La bestia è ferita, ma non è morta: libertà di stampa e oscuramento della nostra vittoria
Sabato 23 Aprile 2011 alle 11:04 | 1 commenti
Da Vicenzapiù n. 212 in distribuzione
Prolasso vicentino di Giovanni Coviello e Marco Milioni
I giudici vicentini ci hanno dato ragione. Era il buon senso già prima della legge ad indicare questa strada. Il sequestro che incombeva su un nostro articolo su VicenzaPiu.com era privo di fondamento. Tant'è che il Riesame ha polverizzato, se non ridicolizzato, le tesi con le quali la pubblica accusa aveva chiesto ed ottenuto l'oscuramento parziale del nostro sito dopo che Vicenzapiu.com aveva pubblicato un carteggio scottante sul senatore leghista Alberto Filippi.

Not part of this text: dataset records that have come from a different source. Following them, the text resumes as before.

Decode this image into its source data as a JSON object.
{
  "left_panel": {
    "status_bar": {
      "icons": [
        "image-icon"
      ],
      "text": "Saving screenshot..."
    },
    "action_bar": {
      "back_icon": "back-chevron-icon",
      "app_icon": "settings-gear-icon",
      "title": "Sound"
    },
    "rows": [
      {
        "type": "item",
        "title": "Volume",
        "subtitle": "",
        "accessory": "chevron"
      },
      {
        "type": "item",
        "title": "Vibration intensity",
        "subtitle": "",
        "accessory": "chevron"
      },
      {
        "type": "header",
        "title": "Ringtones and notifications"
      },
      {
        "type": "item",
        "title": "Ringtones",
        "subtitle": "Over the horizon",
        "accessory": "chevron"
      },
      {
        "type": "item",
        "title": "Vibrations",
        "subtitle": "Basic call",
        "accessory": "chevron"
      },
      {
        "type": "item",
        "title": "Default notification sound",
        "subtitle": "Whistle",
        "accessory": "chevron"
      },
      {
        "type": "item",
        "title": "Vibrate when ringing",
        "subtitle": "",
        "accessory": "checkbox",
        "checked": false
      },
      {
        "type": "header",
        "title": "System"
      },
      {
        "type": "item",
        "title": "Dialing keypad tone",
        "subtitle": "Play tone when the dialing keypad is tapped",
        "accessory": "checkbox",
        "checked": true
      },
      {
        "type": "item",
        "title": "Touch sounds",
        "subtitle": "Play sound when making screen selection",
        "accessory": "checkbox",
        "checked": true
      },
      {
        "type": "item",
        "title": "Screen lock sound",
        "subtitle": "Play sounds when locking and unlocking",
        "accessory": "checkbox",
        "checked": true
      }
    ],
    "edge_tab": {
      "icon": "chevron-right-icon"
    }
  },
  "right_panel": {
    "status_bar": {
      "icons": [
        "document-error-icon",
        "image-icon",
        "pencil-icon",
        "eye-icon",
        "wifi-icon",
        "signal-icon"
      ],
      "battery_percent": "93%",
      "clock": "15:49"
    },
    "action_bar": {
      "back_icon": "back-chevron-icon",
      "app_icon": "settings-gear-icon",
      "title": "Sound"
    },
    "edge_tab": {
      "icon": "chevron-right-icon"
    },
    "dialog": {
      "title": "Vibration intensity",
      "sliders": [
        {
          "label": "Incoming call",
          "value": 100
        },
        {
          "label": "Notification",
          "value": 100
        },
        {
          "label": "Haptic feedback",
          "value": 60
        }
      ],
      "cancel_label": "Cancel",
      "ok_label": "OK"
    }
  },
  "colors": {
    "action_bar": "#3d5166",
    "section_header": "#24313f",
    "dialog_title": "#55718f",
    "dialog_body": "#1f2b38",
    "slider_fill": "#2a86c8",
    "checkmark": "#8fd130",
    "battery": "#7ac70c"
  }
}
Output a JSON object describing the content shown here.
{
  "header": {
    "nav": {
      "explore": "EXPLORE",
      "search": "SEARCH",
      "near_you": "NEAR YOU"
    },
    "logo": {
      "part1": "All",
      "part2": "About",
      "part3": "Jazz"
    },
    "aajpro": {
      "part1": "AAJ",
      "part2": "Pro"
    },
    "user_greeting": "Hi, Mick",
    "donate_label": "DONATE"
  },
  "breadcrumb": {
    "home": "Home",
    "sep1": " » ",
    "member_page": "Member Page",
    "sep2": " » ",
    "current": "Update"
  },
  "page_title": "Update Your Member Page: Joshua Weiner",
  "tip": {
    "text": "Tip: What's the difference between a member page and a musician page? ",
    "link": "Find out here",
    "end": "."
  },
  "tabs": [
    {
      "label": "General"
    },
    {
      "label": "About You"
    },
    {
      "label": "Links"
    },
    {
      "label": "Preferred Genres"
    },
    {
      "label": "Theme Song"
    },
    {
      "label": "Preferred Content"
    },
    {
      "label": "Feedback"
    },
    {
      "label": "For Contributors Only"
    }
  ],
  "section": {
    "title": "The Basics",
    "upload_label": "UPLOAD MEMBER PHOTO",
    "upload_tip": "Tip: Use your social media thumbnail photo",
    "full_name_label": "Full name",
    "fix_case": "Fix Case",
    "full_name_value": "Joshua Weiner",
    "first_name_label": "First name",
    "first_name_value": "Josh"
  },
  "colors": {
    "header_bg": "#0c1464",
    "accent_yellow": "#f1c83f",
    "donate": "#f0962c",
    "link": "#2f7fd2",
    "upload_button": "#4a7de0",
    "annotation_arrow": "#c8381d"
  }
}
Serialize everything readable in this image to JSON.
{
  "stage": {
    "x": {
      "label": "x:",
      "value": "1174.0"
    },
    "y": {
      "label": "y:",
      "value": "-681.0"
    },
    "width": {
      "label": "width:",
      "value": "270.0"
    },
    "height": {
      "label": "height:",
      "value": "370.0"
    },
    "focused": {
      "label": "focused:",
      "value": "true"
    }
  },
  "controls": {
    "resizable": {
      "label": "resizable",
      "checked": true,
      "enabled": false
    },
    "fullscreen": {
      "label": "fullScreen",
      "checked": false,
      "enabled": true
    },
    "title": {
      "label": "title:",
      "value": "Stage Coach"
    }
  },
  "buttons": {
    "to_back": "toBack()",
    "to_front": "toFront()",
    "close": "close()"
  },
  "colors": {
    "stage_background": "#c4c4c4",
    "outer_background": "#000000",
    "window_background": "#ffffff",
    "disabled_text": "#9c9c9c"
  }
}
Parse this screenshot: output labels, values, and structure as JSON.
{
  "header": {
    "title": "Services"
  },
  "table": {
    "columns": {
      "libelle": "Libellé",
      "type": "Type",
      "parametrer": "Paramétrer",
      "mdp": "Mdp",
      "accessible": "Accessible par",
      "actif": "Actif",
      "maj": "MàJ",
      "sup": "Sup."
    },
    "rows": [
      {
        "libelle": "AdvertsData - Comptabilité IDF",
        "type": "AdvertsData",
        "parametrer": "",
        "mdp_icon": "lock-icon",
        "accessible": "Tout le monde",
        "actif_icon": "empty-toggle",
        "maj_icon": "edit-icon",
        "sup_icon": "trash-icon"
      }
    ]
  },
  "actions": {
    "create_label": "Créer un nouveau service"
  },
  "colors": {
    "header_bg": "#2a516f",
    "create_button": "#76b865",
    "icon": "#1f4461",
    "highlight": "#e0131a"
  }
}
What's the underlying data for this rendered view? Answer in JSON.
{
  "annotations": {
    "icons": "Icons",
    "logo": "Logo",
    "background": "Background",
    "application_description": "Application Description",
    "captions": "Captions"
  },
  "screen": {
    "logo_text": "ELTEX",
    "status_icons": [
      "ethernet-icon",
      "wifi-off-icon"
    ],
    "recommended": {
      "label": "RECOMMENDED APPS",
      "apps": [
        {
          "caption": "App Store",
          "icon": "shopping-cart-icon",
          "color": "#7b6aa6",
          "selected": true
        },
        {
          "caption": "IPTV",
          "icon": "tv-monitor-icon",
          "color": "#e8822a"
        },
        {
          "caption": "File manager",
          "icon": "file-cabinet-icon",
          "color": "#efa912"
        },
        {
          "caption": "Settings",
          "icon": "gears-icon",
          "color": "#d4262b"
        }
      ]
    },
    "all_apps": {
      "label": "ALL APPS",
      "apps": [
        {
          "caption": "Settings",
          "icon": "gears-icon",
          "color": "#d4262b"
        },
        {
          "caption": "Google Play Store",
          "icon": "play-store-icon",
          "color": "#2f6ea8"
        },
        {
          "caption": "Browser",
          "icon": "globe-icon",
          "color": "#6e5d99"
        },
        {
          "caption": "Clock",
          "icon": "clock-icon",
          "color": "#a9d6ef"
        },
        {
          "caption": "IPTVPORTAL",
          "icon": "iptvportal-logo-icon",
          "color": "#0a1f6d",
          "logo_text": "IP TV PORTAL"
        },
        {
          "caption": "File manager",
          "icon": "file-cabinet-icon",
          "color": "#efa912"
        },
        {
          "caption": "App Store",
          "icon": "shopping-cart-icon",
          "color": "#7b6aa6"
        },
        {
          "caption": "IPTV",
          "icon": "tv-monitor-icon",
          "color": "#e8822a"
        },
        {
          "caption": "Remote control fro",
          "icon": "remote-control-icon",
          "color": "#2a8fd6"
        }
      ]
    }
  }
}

La cronaca è nota e non ha senso l'ennesimo riepilogo di quanto già apparso sui media. Specie su quelli non vicentini.
La questione è ben altra però. L'azione partita da Filippi e concretizzatasi passando via via per la questura, la procura e poi l'ufficio del Gip, se condotta a termine, avrebbe costituito un precedente mortale per l'informazione. La quale deve già scontare un contesto nazionale di crisi storica. Ma come diamine si può pensare di censurare quanto uscito durante una conferenza stampa? Come può Filippi definire questioni private le operazioni economiche di un senatore che per avere successo in un affare abbisogna del vaglio di amministrazioni locali che portano il suo stesso vessillo politico? Come si può pensare di censurare un esposto inviato alla autorità giudiziaria e reso noto durante una conferenza stampa coi giornalisti? Come possono PM e GIP definire questioni private le pressioni di un senatore sulla proprietà de Il Giornale di Vicenza? Per di più quanto accaduto durante la vicenda Filippi-VicenzaPiù.com ha senz'altro un risvolto comico-grottesco, quanto meno nel modo in cui i corifei dell'establishment hanno dato sostanza giuridica ad una iniziativa che se analizzata in termini di diritto fa venire alla mente quattro concetti: imbecillità , ignoranza, malafede, rispetto minimo delle leggi e addirittura nullo delle basi costituzionali.
Ci si domanda ora: sarebbe successo lo stesso se il file inizialmente oscurato dalla magistratura fosse stato reso noto dal Corsera, da Annozero, da Libero o da Repubblica? Le querele ci sarebbero state? E i magistrati avrebbero sequestrato il sito di Annozero o de Il Fatto o magari de Il Giornale? Ovviamente non si possono fare i processi alle intenzioni, ma siccome in Italia tutto sta andando assai poco metaforicamente a puttane, allora ci prendiamo sì il lusso di fare il processo alle intenzioni. E diciamo che se quel file l'avesse pubblicato una grossa testata nazionale, nonostante i belati provenienti dalla famiglia Filippi, non ci sarebbe stato alcun sequestro, alcuna indagine. A questo punto però sarebbe bene interrogarsi anche sulla condotta delle altre testate locali. Come mai con una notizia così ghiotta nessuna di loro ha pensato di inserire sul proprio sito il file pubblicato solo da Vicenzapiu.com? Che c'è di tanto scabroso in quel testo? Secondo voi se le carte scottanti avessero riguardato il ministro leghista Bobo Maroni, dopo un eventuale dissequestro nei confronti del Corsera, gli organi di stampa italiani si sarebbero limitati a dar quattro righe di notizia del dissequestro o avrebbero dato gran risalto al tutto? Se il ministro Maroni o il capo dell'opposizione del Pd Pigi Bersani avessero mandato una lettera all'editore di Corsera chiedendo più visibilità , cosa che ha invece fatto Alberto Filippi con l'editore del GdV, gli altri media dopo avere saputo la cosa, avrebbero taciuto o dato risalto alla storia?
Purtroppo l'offesa della verità per mezzo del silenzio è l'arma finale in mano all'establishment locale. Il prolasso della coscienza, il bisbiglio e la coltellata alle spalle sono lo sport nostrano per eccellenza. A Vicenza siamo arrivati al punto in cui deglutita la verità , la menzogna la divora e ne fa deiezione maleodorante, trasformando il bene in male e viceversa. C'è però chi non si riconosce in questo perenne ciclo di liquami esistenziali. Credo che ne abbiamo dato testimonianza in questa circostanza: chi ha provato a uccidere il nostro diritto-dovere di cronaca e di critica, si sta ancora leccando le ferite. Noi risponderemo sempre colpo su colpo, con estrema durezza quando sarà necessario. Perché, lo sappiamo, sarà ancora necessario. La bestia è ferita, ma non è morta.